I had a moment in late May of 2017 that I’ve been describing as the point in time where the scales tipped for me—where the fear of not living into my highest, better and better self outweighed the fear of risking or losing the security of the life I had built to that point. I saw a glimpse of the future I was headed toward. I saw that, for me, the trajectory of playing it safe was the same trajectory that was leading to a life not fully lived with the kind of vibrancy and continued growth I believe we are all made for. At the time, I was confused about what that really meant regarding what actually needed to change externally vs internally—but that’s a topic for a different post (HINT: our focus should start with the internal and sometimes that might mean very little, if anything needs to change externally—understand the internal and all of a sudden everything in life has the possibility of coming alive, even the things like a job, some challenge you face, a relationship, and so forth can become something entirely new all as a result of how you begin to more positively and proactively react—more on this in some future post).
So in the first few blog posts here (and over the last ten months), I’ve tried to lay the ground work—a foundation upon which we can build our house. I’ve identified what I strongly believe is a ginormous disengagement problem—people that self report in study after study disengagement with how they spend most of their time. I’ve made an argument that people really can change (from the inside out)—based on several arguments backed by science and psychology. I’ll assume that we can all buy into these first couple of ideas—likely because we live it and have experienced or witnessed both to some degree. So then the question becomes, now what?
And this leads me to fear—we all have experienced fear. Some fears actually do make good sense and are the appropriate manifestation of that part of our brain that is programmed to keep us from harm. But many of our fears don’t make any sense at all when we stop to examine them. When we take the time to challege the initial trigger to turn and run— and instead, stand our ground, dig our heels in, and fight—we begin to see that a fear meant to keep us safe is actually snuffing us out and stealing real living from us. And this is where my understanding about fear begins to change.
We all have a lizard brain—they say. The idea is that our brain is designed to keep us safe from harm—you know, from the predators that wanted to eat us in the early days of our evolution. And the traditional solution was about being aware of this, recognizing how this part of our brain can shut us down before we begin. By doing so our cognitive abilities are able to override the ancient triggers of our primitive brain.
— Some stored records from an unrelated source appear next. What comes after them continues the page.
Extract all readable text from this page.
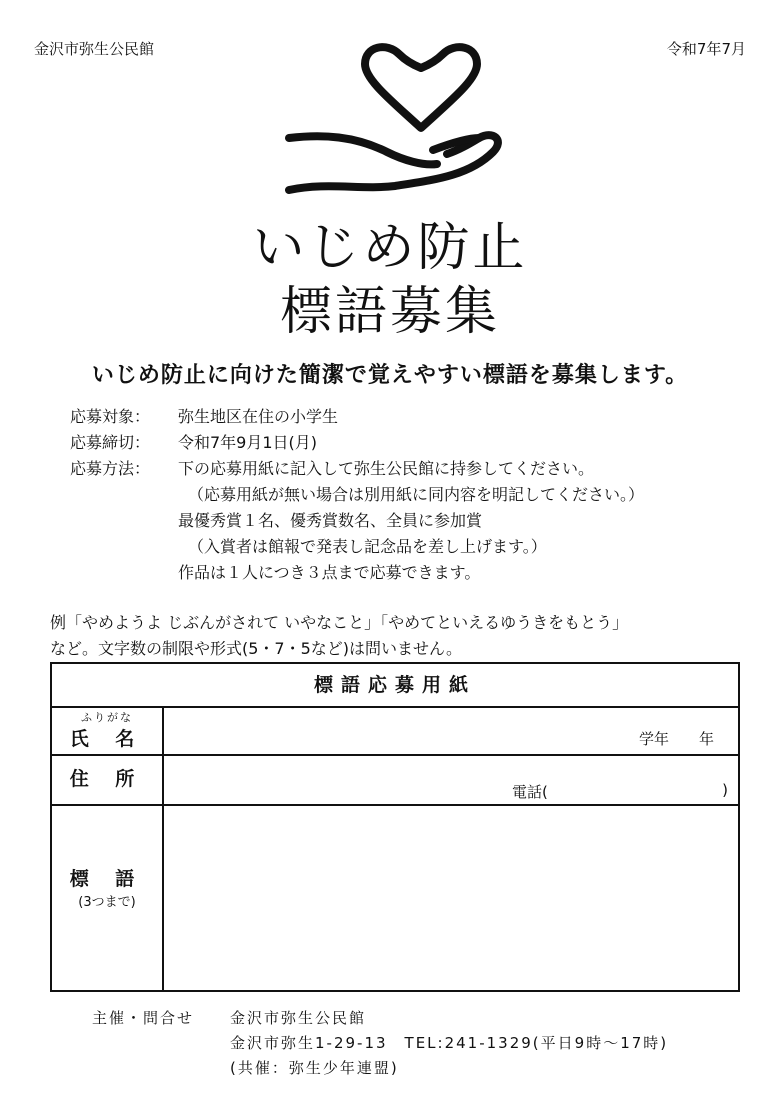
金沢市弥生公民館	令和7年7月
いじめ防止
標語募集
いじめ防止に向けた簡潔で覚えやすい標語を募集します。
応募対象：	弥生地区在住の小学生
応募締切：	令和7年9月1日(月)
応募方法：	下の応募用紙に記入して弥生公民館に持参してください。
（応募用紙が無い場合は別用紙に同内容を明記してください。）
最優秀賞１名、優秀賞数名、全員に参加賞
（入賞者は館報で発表し記念品を差し上げます。）
作品は１人につき３点まで応募できます。
例「やめようよ じぶんがされて いやなこと」「やめてといえるゆうきをもとう」
など。文字数の制限や形式(5・7・5など)は問いません。
標語応募用紙
ふりがな
氏 名	学年　　年
住 所
電話(	)
標 語
(3つまで)
主催・問合せ	金沢市弥生公民館
金沢市弥生1-29-13　TEL:241-1329(平日9時～17時)
(共催：弥生少年連盟)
And this does work. We can rationalize and talk ourselves out of the fear that we feel, the fear that is the automatic response in many situations can be suppressed before it causes too much damage. This is great news—BUT what if we had even more control to construct the emotions we feel? What if we could head fear off at the pass before it had the chance to rear its ugly head? Well, there is research emerging that is revolutionizing what has been widely held about emotions. And this could be the REALLY GOOD news.
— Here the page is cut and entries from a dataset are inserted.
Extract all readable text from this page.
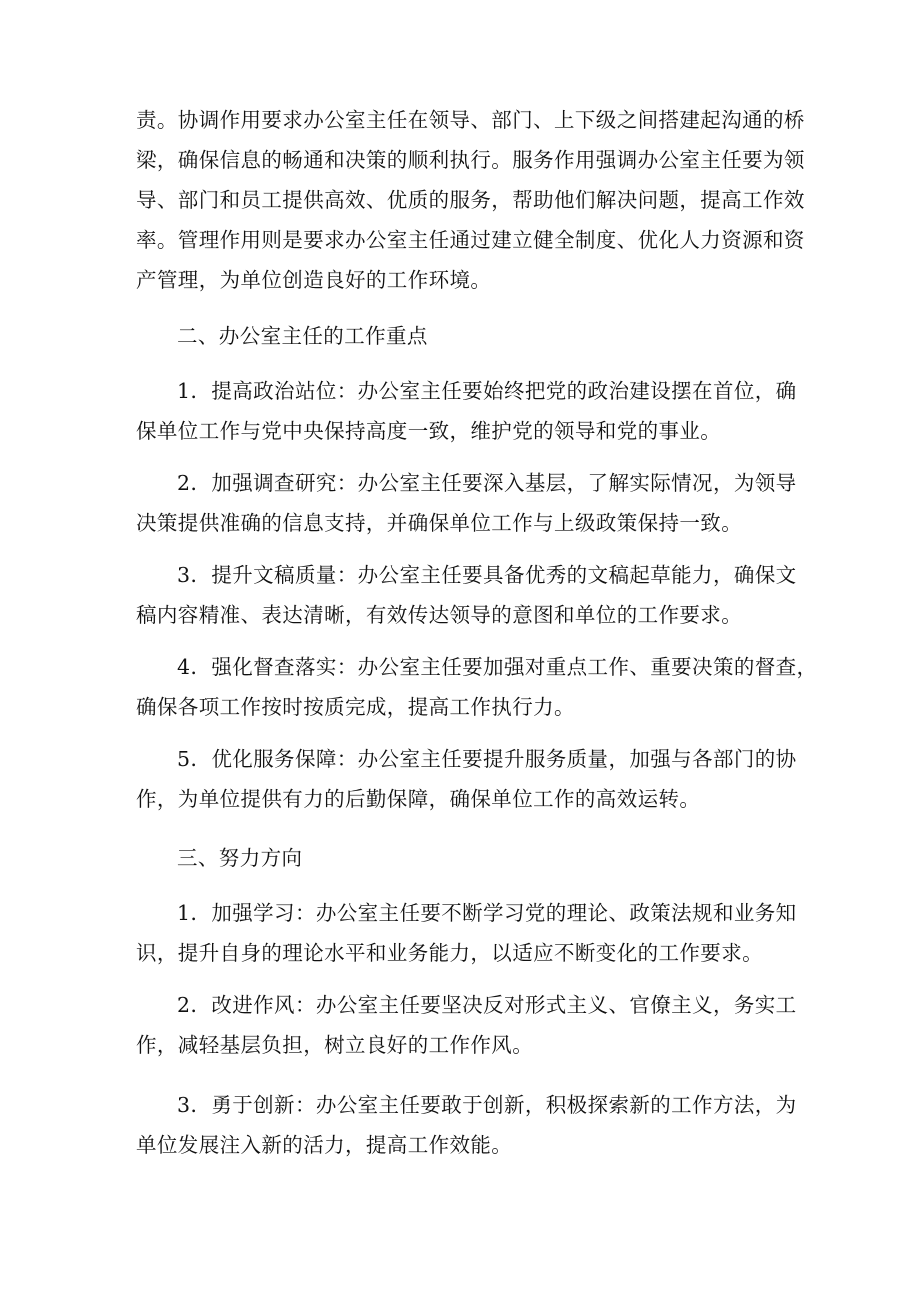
责。协调作用要求办公室主任在领导、部门、上下级之间搭建起沟通的桥
梁，确保信息的畅通和决策的顺利执行。服务作用强调办公室主任要为领
导、部门和员工提供高效、优质的服务，帮助他们解决问题，提高工作效
率。管理作用则是要求办公室主任通过建立健全制度、优化人力资源和资
产管理，为单位创造良好的工作环境。
二、办公室主任的工作重点
1．提高政治站位：办公室主任要始终把党的政治建设摆在首位，确
保单位工作与党中央保持高度一致，维护党的领导和党的事业。
2．加强调查研究：办公室主任要深入基层，了解实际情况，为领导
决策提供准确的信息支持，并确保单位工作与上级政策保持一致。
3．提升文稿质量：办公室主任要具备优秀的文稿起草能力，确保文
稿内容精准、表达清晰，有效传达领导的意图和单位的工作要求。
4．强化督查落实：办公室主任要加强对重点工作、重要决策的督查，
确保各项工作按时按质完成，提高工作执行力。
5．优化服务保障：办公室主任要提升服务质量，加强与各部门的协
作，为单位提供有力的后勤保障，确保单位工作的高效运转。
三、努力方向
1．加强学习：办公室主任要不断学习党的理论、政策法规和业务知
识，提升自身的理论水平和业务能力，以适应不断变化的工作要求。
2．改进作风：办公室主任要坚决反对形式主义、官僚主义，务实工
作，减轻基层负担，树立良好的工作作风。
3．勇于创新：办公室主任要敢于创新，积极探索新的工作方法，为
单位发展注入新的活力，提高工作效能。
The new theory emerging is that emotions are NOT automatic, hard-wired reactions that we have little to no control over (except maybe through managing by cognition). But rather, emotions are controlled by areas of the brain that are literally constructing our responses in the moment and on the fly. And the REALLY GOOD news we can have a say in how these emotions get constructed. No longer do we have to settle for the feelings like fear that well up at times that are least helpful for fear to well up (for more on this, check out the book I posted in week  of Happy Friday].
And this is where I’ll take a right turn and talk about fear vs excitement. Fear and excitement fire the same regions of the brain. The best athletes in the world talk about the excitement they feel (not fear) before a big competition—and the same holds true for other high performers. This concept or retraining of the brain that many successful people have used plays right into the hands of this new theory on emotions. And deep down, I think (at least for me) there is a great truth here.
Fear can motivate us only so far. Fear (in any form) binds us to some degree, even in its most productive form (ie, the fear of not living into my higher, better and better self), but optimism and excitement frees us and motivates us to limitless possibilities. And it is in this pushing aside of fear and construction of an emotion of excitement that allows us to make the bold moves, the authentic moves congruent with who we really are that will put us on the path of pursuing happiness and our BETTER and BETTER selves.